L’occuparsi degli ulivi e ciliegi che coltiva ai piedi dell’Etna o accudire il piccolo Carlo Giuseppe non poteva, però, appagare appieno questa inquieta siciliana che sui palchi di mezzo mondo ha passato più della metà della sua giovane vita. «Ho iniziato ad esibirmi a 13 anni, spinta da mio padre che era un bravissimo chitarrista che amava il jazz anni Cinquanta, il blues di B.B. King ed il grande cantautorato italiano. E’ stato lui ad insegnarmi i primi accordi, a portarmi alle audizioni ed giocare con me a comporre canzoni. Grazie a lui ho cominciato a sognare di diventare come le rockstar degli anni Settanta che non facevano musica per vendere i dischi ed andare in classifica ma per l’urgenza di esprimersi. Quello che manca ai giovani d’oggi è proprio la capacità di sognare. Ormai sono disillusi, e, visto che tutto si fa per il dio denaro, non vogliono perdere il tempo, che è denaro, sognando. Prima che economica la crisi attuale è umana.

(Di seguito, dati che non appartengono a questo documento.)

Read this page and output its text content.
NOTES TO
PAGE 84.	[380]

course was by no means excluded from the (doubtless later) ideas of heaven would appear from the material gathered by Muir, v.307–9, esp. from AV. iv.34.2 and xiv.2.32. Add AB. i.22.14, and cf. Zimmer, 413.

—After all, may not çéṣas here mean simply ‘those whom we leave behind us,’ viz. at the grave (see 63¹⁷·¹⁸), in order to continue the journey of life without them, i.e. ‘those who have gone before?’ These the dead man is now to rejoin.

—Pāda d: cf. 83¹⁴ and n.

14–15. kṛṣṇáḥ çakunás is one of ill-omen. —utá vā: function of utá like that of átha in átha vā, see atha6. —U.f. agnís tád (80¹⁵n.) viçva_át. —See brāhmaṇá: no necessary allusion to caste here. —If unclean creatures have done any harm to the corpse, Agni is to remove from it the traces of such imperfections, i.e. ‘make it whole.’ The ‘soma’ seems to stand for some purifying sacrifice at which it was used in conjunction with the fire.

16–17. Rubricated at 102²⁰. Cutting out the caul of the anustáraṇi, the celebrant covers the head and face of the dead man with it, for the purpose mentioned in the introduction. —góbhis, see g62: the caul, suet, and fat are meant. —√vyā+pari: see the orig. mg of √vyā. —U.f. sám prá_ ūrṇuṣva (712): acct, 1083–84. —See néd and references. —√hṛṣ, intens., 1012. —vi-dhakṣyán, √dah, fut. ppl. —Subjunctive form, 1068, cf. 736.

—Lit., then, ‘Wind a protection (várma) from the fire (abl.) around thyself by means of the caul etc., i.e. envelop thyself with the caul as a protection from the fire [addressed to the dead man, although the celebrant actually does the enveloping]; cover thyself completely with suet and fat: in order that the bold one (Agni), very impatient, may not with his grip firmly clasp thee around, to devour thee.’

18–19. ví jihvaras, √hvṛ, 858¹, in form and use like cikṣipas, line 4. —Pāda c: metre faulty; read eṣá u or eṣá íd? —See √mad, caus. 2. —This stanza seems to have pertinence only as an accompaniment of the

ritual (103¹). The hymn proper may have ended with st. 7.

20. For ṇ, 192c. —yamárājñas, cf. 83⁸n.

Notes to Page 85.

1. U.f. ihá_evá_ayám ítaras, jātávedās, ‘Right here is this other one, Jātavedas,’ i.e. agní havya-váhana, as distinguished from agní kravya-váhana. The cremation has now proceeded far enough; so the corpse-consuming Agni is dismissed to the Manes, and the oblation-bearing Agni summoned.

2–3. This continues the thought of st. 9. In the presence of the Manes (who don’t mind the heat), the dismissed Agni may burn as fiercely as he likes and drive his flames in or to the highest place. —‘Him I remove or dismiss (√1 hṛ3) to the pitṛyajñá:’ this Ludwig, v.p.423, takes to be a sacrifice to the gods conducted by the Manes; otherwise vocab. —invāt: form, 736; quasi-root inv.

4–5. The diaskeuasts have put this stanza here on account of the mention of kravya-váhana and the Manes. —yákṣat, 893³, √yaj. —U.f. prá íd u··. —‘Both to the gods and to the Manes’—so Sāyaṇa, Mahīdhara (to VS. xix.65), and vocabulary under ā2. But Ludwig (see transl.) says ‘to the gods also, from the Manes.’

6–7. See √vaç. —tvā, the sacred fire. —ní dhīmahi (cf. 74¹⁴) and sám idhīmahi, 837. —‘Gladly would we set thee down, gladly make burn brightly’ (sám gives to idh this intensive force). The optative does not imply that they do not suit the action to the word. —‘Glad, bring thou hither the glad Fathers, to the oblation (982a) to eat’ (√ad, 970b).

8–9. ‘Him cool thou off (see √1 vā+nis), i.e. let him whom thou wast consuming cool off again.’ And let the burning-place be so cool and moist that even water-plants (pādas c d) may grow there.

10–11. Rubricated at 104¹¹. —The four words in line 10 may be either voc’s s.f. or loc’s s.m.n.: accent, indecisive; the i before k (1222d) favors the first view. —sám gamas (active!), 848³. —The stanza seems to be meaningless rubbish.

Io la vivo come un momento di transizione da cui imparare, perché, come mi piace ripetere: più buia è la notte più l’alba è vicina.»
Le sue riflessioni su questa crisi hanno generato molte delle canzoni dell’ultimo cd che hanno costituito l’ossatura di un concerto valdostano in cui è stato accompagnata da una band costituita dallo storico collaboratore Massimo Roccaforte alla chitarra, Roberto Procaccini alle tastiere, Fiamma Cardani alla batteria, Luciana Luccini al basso, Valentina Ferraiuolo alle percussioni, Adriano Murania al violino e Claudia Della Gatta al violoncello (con il suggestivo intervento di Elena Guerriero al piano in “Non volermi male”).
Pur rifiutando il ruolo di guru («non sono Ippocrate, dico cose ovvie…ma le dico col cuore»), ha cantato con “parole d’autore intrise di dolore” dell’omertà dell’”esercito silente” della sua Sicilia, di femminicidio (“La signora del quinto piano”), di migranti e media (“La notte più lunga”), della spietatezza di un mondo in cui una “multa benevola sul parabrezza è la prova che ancora qualcuno ci pensa” (“E forse un giorno”).
La matura lucidità con cui l’ha fatto («qualcuno dice che sembra che mi sia ingoiato un pensionato») si è trasformata in spietatezza nelle canzoni in cui protagonista è, invece, l’attuale amore liquido di esseri che decidono di “dare voce a una nascente identità” sessuale (“Ottobre”) o, invece, “fedeli ancorati all’ovile di sempre” non scelgono (“L’abitudine di tornare”). O, ancora, quando ha analizzato la puerile fragilità di “oceani deserti” o la “sintonia imperfetta” di coppie in cui regna “un’ostinata consuetudine, una forza d’inerzia”. Il tutto reso con una piacevolezza e varietà musicale da easy listening, che non sempre e non completamente riesce a celare le inquietudini ed asprezze dei testi.
C’è stato, naturalmente, spazio anche per i suoi cavalli di battaglia (da “Amore di plastica” a “L’ultimo bacio”, da “Geisha” a “Parole di burro”) che hanno convinto il pubblico aostano a tributarle un autentico trionfo e lei, emozionata, a dire, con accento catanese, “qualche volta mi prenderà un embolo.” Così, a teatro svuotatosi, ha “avuto la pensata” di tornare sul palco per concedere al piccolo mondo rimasto a crogiolarsi nelle vibrazioni trasmesse dalla sua voce «fumosa e bassa, graffiante di rabbia» la gioia immensa di un ulteriore bis: una intima versione acustica di “Confusa e felice”. Salutando, infine, con un ultimo bacio. Di quelli che, mai come nel suo caso, lasciano “il senso spietato di un non ritorno.”